Now Toyota is recalling 1.33 million Corolla and Corolla Matrixes after problems in the engines' electronic control units. The recall addresses a problem involving engine control modules that were potentially improperly made. The electronic control module will be replaced at no charge to the owner as part of the recall. The defect has allegedly led to three accidents, one with a minor injury, though the accidents have yet to be confirmed.
Toyota stated that the recall involves two-wheel drive vehicles with a "1ZZ-FE engine." On such vehicles, the engine control module's circuit board can crack. Once cracked, "harsh shifting" may result which could prevent the engine from starting. If the crack occurs at certain solder points or on certain "varistors," the check engine could activate, warning the driver of the problem. More troubling, however: in some cases, the engine can stop while the vehicle is being driven, CNN reports.
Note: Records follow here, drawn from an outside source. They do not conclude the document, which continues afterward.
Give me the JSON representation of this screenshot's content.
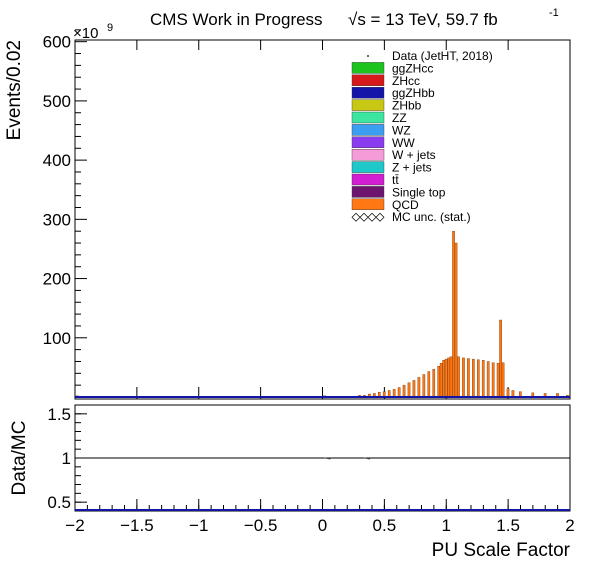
{
  "header": {
    "title": "CMS Work in Progress",
    "energy": "√s = 13 TeV, 59.7 fb",
    "lumi_exp": "-1"
  },
  "axes": {
    "ylabel_top": "Events/0.02",
    "ylabel_bottom": "Data/MC",
    "xlabel": "PU Scale Factor",
    "multiplier": "×10",
    "multiplier_exp": "9"
  },
  "chart_data": [
    {
      "type": "bar",
      "panel": "main",
      "title": "CMS Work in Progress",
      "xlabel": "",
      "ylabel": "Events/0.02",
      "xlim": [
        -2,
        2
      ],
      "ylim": [
        0,
        640
      ],
      "y_unit_multiplier": "1e9",
      "y_ticks": [
        100,
        200,
        300,
        400,
        500,
        600
      ],
      "x_ticks": [
        -2,
        -1.5,
        -1,
        -0.5,
        0,
        0.5,
        1,
        1.5,
        2
      ],
      "legend_position": "top-right",
      "legend": [
        {
          "name": "Data (JetHT, 2018)",
          "color": "#000000",
          "style": "marker"
        },
        {
          "name": "ggZHcc",
          "color": "#1ec31e",
          "style": "fill"
        },
        {
          "name": "ZHcc",
          "color": "#d7191c",
          "style": "fill"
        },
        {
          "name": "ggZHbb",
          "color": "#1414a8",
          "style": "fill"
        },
        {
          "name": "ZHbb",
          "color": "#c8c814",
          "style": "fill"
        },
        {
          "name": "ZZ",
          "color": "#3ce6a0",
          "style": "fill"
        },
        {
          "name": "WZ",
          "color": "#3c9ef0",
          "style": "fill"
        },
        {
          "name": "WW",
          "color": "#8c3cf0",
          "style": "fill"
        },
        {
          "name": "W + jets",
          "color": "#f59bd7",
          "style": "fill"
        },
        {
          "name": "Z + jets",
          "color": "#1ec8c8",
          "style": "fill"
        },
        {
          "name": "tt̄",
          "color": "#d21ed2",
          "style": "fill"
        },
        {
          "name": "Single top",
          "color": "#6e146e",
          "style": "fill"
        },
        {
          "name": "QCD",
          "color": "#ff7814",
          "style": "fill"
        },
        {
          "name": "MC unc. (stat.)",
          "color": "#000000",
          "style": "hatch"
        }
      ],
      "series": [
        {
          "name": "QCD",
          "x": [
            -1.98,
            0.02,
            0.3,
            0.34,
            0.38,
            0.42,
            0.46,
            0.5,
            0.54,
            0.58,
            0.62,
            0.66,
            0.7,
            0.74,
            0.78,
            0.82,
            0.86,
            0.9,
            0.94,
            0.96,
            0.98,
            1.0,
            1.02,
            1.04,
            1.06,
            1.08,
            1.1,
            1.14,
            1.18,
            1.22,
            1.26,
            1.3,
            1.34,
            1.38,
            1.42,
            1.44,
            1.46,
            1.5,
            1.54,
            1.6,
            1.7,
            1.8,
            1.9,
            1.98
          ],
          "values": [
            2,
            2,
            3,
            3,
            5,
            6,
            8,
            9,
            11,
            13,
            16,
            20,
            24,
            28,
            33,
            38,
            43,
            47,
            52,
            57,
            62,
            64,
            66,
            68,
            280,
            260,
            68,
            66,
            65,
            64,
            63,
            62,
            60,
            58,
            57,
            130,
            58,
            14,
            11,
            9,
            7,
            6,
            6,
            3
          ]
        }
      ]
    },
    {
      "type": "line",
      "panel": "ratio",
      "xlabel": "PU Scale Factor",
      "ylabel": "Data/MC",
      "xlim": [
        -2,
        2
      ],
      "ylim": [
        0.4,
        1.6
      ],
      "y_ticks": [
        0.5,
        1,
        1.5
      ],
      "x_ticks": [
        -2,
        -1.5,
        -1,
        -0.5,
        0,
        0.5,
        1,
        1.5,
        2
      ],
      "reference_line": 1,
      "series": [
        {
          "name": "Data/MC",
          "x": [
            0.04,
            0.36
          ],
          "values": [
            1.0,
            1.0
          ]
        }
      ]
    }
  ]
}
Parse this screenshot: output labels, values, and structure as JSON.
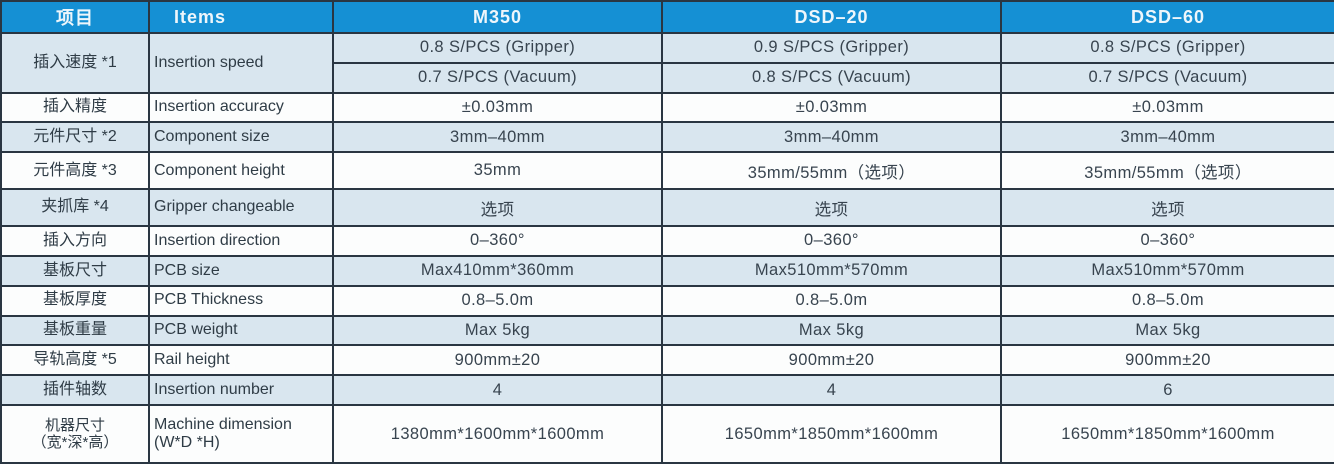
{
  "table": {
    "header": {
      "col_cn": "项目",
      "col_en": "Items",
      "models": [
        "M350",
        "DSD–20",
        "DSD–60"
      ]
    },
    "rows": [
      {
        "cn": "插入速度 *1",
        "en": "Insertion speed",
        "values_top": [
          "0.8 S/PCS (Gripper)",
          "0.9 S/PCS (Gripper)",
          "0.8 S/PCS (Gripper)"
        ],
        "values_bottom": [
          "0.7 S/PCS (Vacuum)",
          "0.8 S/PCS (Vacuum)",
          "0.7 S/PCS (Vacuum)"
        ]
      },
      {
        "cn": "插入精度",
        "en": "Insertion accuracy",
        "values": [
          "±0.03mm",
          "±0.03mm",
          "±0.03mm"
        ]
      },
      {
        "cn": "元件尺寸 *2",
        "en": "Component size",
        "values": [
          "3mm–40mm",
          "3mm–40mm",
          "3mm–40mm"
        ]
      },
      {
        "cn": "元件高度 *3",
        "en": "Component height",
        "values": [
          "35mm",
          "35mm/55mm（选项）",
          "35mm/55mm（选项）"
        ]
      },
      {
        "cn": "夹抓库 *4",
        "en": "Gripper changeable",
        "values": [
          "选项",
          "选项",
          "选项"
        ]
      },
      {
        "cn": "插入方向",
        "en": "Insertion direction",
        "values": [
          "0–360°",
          "0–360°",
          "0–360°"
        ]
      },
      {
        "cn": "基板尺寸",
        "en": "PCB size",
        "values": [
          "Max410mm*360mm",
          "Max510mm*570mm",
          "Max510mm*570mm"
        ]
      },
      {
        "cn": "基板厚度",
        "en": "PCB Thickness",
        "values": [
          "0.8–5.0m",
          "0.8–5.0m",
          "0.8–5.0m"
        ]
      },
      {
        "cn": "基板重量",
        "en": "PCB weight",
        "values": [
          "Max 5kg",
          "Max 5kg",
          "Max 5kg"
        ]
      },
      {
        "cn": "导轨高度 *5",
        "en": "Rail height",
        "values": [
          "900mm±20",
          "900mm±20",
          "900mm±20"
        ]
      },
      {
        "cn": "插件轴数",
        "en": "Insertion number",
        "values": [
          "4",
          "4",
          "6"
        ]
      },
      {
        "cn": "机器尺寸\n（宽*深*高）",
        "en": "Machine dimension\n(W*D *H)",
        "values": [
          "1380mm*1600mm*1600mm",
          "1650mm*1850mm*1600mm",
          "1650mm*1850mm*1600mm"
        ]
      }
    ],
    "colors": {
      "header_blue": "#1590d4",
      "zebra_blue": "#d9e6ef",
      "border": "#2a3642"
    }
  }
}
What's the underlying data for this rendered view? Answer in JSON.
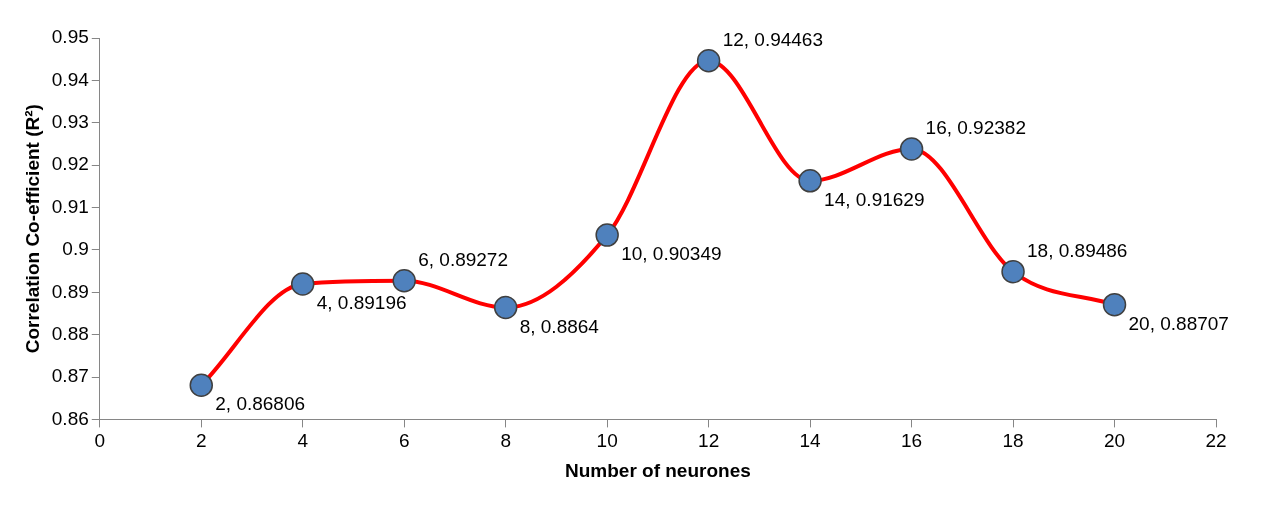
{
  "chart_data": {
    "type": "line",
    "xlabel": "Number of neurones",
    "ylabel": "Correlation Co-efficient (R²)",
    "x": [
      2,
      4,
      6,
      8,
      10,
      12,
      14,
      16,
      18,
      20
    ],
    "series": [
      {
        "color": "#ff0000",
        "colors": [
          "#4f81bd",
          "#4f81bd",
          "#4f81bd",
          "#4f81bd",
          "#4f81bd",
          "#4f81bd",
          "#4f81bd",
          "#4f81bd",
          "#4f81bd",
          "#4f81bd"
        ],
        "values": [
          0.86806,
          0.89196,
          0.89272,
          0.8864,
          0.90349,
          0.94463,
          0.91629,
          0.92382,
          0.89486,
          0.88707
        ],
        "value_labels": [
          "2, 0.86806",
          "4, 0.89196",
          "6, 0.89272",
          "8, 0.8864",
          "10, 0.90349",
          "12, 0.94463",
          "14, 0.91629",
          "16, 0.92382",
          "18, 0.89486",
          "20, 0.88707"
        ]
      }
    ],
    "xlim": [
      0,
      22
    ],
    "xticks": [
      0,
      2,
      4,
      6,
      8,
      10,
      12,
      14,
      16,
      18,
      20,
      22
    ],
    "ylim": [
      0.86,
      0.95
    ],
    "yticks": [
      0.86,
      0.87,
      0.88,
      0.89,
      0.9,
      0.91,
      0.92,
      0.93,
      0.94,
      0.95
    ],
    "grid": false,
    "legend": false,
    "marker": "circle",
    "line_style": "solid"
  }
}
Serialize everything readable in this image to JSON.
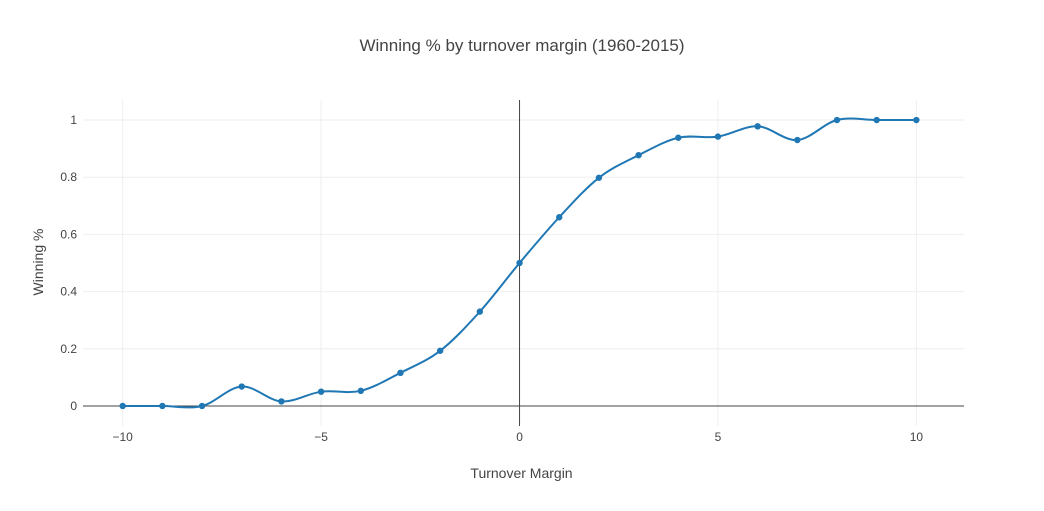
{
  "chart_data": {
    "type": "line",
    "title": "Winning % by turnover margin (1960-2015)",
    "xlabel": "Turnover Margin",
    "ylabel": "Winning %",
    "xlim": [
      -11,
      11.2
    ],
    "ylim": [
      -0.07,
      1.07
    ],
    "x_ticks": [
      -10,
      -5,
      0,
      5,
      10
    ],
    "x_tick_labels": [
      "−10",
      "−5",
      "0",
      "5",
      "10"
    ],
    "y_ticks": [
      0,
      0.2,
      0.4,
      0.6,
      0.8,
      1
    ],
    "y_tick_labels": [
      "0",
      "0.2",
      "0.4",
      "0.6",
      "0.8",
      "1"
    ],
    "grid": true,
    "legend": "none",
    "line_shape": "spline",
    "markers": true,
    "series": [
      {
        "color": "#1f77b4",
        "x": [
          -10,
          -9,
          -8,
          -7,
          -6,
          -5,
          -4,
          -3,
          -2,
          -1,
          0,
          1,
          2,
          3,
          4,
          5,
          6,
          7,
          8,
          9,
          10
        ],
        "y": [
          0,
          0,
          0,
          0.068,
          0.016,
          0.05,
          0.053,
          0.116,
          0.193,
          0.33,
          0.5,
          0.66,
          0.798,
          0.877,
          0.938,
          0.942,
          0.978,
          0.93,
          1,
          1,
          1
        ]
      }
    ]
  }
}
So far, Toyota has received around 1,100 complaints regarding engine stalling. Six cases involved crashes or fires. The National Highway Traffic Safety Administration is currently conducting a thorough investigation of the matter. They opened a preliminary investigation in November 2009.
For now, there is a bit of a waiting game as Toyota plans to notify owners when the replacement parts to the engine control modules become available. Once available, the repair will be conducted for free and owners who already had their engine control module replaced can receive a refund from Toyota.